Ruth Whitfield told the mayor that he was visiting the father of a former commissioner at a nursing home on a daily basis, and she stopped by a supermarket to buy groceries.
“We’re calling her, but she’s not answering her cell phone, and her car is still in the parking lot, and I think she’s one of the victims of this shooting,” Brown said. Said Garnell Whitfield.
His fear was later confirmed, Brown said.
At the same event, Hochul said, “I have to do something about this.”
“I thought I was strong,” she said. “But I heard about our committee member who lost her mother as the mayor devoted her life to saving lives in racism and white supremacist acts. Angry, my friend.”
Pearl Young
Pearl Young, 77, was a substitute teacher and “a true pillar of the community,” her family said in a statement.
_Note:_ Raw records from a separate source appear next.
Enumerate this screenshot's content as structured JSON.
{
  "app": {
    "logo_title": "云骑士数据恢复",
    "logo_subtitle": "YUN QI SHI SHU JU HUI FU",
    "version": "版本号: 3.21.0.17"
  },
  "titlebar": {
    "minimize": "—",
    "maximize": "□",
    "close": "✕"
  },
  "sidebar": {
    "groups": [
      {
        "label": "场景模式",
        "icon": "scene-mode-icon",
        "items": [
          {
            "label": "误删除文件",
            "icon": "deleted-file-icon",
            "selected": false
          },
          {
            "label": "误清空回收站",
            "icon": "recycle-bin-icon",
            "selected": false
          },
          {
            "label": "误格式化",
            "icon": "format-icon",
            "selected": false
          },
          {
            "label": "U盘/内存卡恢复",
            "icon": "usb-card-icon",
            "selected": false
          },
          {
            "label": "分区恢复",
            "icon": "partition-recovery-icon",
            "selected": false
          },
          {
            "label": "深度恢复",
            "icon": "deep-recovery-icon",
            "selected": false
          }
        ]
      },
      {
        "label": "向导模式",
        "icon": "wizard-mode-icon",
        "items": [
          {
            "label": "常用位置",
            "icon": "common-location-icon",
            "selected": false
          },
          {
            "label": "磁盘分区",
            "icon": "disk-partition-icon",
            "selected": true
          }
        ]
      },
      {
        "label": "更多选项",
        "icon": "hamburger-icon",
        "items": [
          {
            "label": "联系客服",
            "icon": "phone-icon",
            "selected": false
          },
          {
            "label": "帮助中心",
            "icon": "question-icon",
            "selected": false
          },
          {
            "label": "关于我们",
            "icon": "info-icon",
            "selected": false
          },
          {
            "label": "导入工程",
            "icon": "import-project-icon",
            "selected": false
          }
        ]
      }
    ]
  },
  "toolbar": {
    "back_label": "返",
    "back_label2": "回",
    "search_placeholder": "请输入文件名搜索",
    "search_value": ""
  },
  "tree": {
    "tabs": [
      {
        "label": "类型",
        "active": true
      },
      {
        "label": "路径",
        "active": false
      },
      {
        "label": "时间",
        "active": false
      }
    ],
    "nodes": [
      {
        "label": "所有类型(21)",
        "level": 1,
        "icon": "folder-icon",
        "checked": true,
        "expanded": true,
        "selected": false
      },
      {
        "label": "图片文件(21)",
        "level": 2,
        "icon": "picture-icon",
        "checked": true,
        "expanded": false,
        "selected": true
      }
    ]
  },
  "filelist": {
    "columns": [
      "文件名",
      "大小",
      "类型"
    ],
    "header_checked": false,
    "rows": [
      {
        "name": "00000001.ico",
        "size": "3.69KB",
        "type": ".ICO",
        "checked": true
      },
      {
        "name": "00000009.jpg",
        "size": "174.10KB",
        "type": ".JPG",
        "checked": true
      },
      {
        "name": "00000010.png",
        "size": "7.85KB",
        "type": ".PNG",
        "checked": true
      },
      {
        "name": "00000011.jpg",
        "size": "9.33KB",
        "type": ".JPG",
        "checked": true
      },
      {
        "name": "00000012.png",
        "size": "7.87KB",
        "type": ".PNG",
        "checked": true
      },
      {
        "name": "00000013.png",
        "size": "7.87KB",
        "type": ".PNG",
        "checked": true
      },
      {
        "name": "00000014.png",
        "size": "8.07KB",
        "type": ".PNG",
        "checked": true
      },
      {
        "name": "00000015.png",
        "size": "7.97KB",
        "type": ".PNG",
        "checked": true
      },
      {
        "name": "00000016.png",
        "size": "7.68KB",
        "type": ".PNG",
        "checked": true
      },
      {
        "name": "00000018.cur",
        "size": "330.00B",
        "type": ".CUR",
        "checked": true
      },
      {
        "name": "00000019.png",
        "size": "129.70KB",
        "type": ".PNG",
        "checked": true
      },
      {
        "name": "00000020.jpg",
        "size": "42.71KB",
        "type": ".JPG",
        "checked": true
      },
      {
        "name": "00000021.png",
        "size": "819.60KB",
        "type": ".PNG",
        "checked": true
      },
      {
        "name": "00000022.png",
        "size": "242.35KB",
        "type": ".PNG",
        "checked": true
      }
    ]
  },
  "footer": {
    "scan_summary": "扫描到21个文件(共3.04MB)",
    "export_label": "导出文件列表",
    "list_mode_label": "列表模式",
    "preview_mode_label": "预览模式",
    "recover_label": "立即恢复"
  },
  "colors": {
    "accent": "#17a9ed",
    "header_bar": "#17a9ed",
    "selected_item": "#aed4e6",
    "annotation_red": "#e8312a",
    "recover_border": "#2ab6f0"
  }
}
According to the statement, “Pearl is a long-term substitute teacher in the Buffalo Public School District and recently worked at the Emerson Hospitality School.”
“If there is one comfort we can take from this tragedy, that mom is in heaven with her dad (her Ollie), dancing and screaming with her heavenly father. You know, “the statement said.
Geraldine Tally
Geraldine Tally, 62, was regularly grocery shopping with her fiance when she was shot and killed on Saturday, her niece Lakesha Chapman told CNN. ..
She said Tally was Chapman’s “Ante Jeri”, her father’s sister, and a wonderful woman.
Chapman lived in Atlanta and had just arrived in Buffalo with his family on Sunday when she talked to CNN on the phone.
Chapman called Tally her “Auntie Geri” and said she was a wonderful woman. She said Tally was her father’s sister.
“She’s sweet, sweet, you know, party life,” Chapman said. “She was always the one who organized the reunion of our family, she was an avid bakery … the mother of two beautiful children.”
“She was just a lover. This hurts because I didn’t meet a stranger,” Chapman, who lives in Atlanta and just arrived in Buffalo with his family on Sunday, told CNN. on the phone.
Chapman said that when the shooting began, Tally was in front of the store and her fiance had orange juice so she was able to escape unharmed.
Five hours had passed before her family learned that she had been killed, Chapman said.
“We are indignant,” she said. “This is clearly not the first racially triggered attack in the United States, but it is the first to hit our home.”
It was “the most numbness and numbness I’ve ever had,” she said.
“She was shopping and this guy came out of the neighborhood to attack because her skin color, zip code, mostly black,” Chapman said. “She was innocent, and that-there is no word to explain it.”
CNN’s Artemis Moshtaghian, David Williams, and Carroll Alvarado contributed to this report.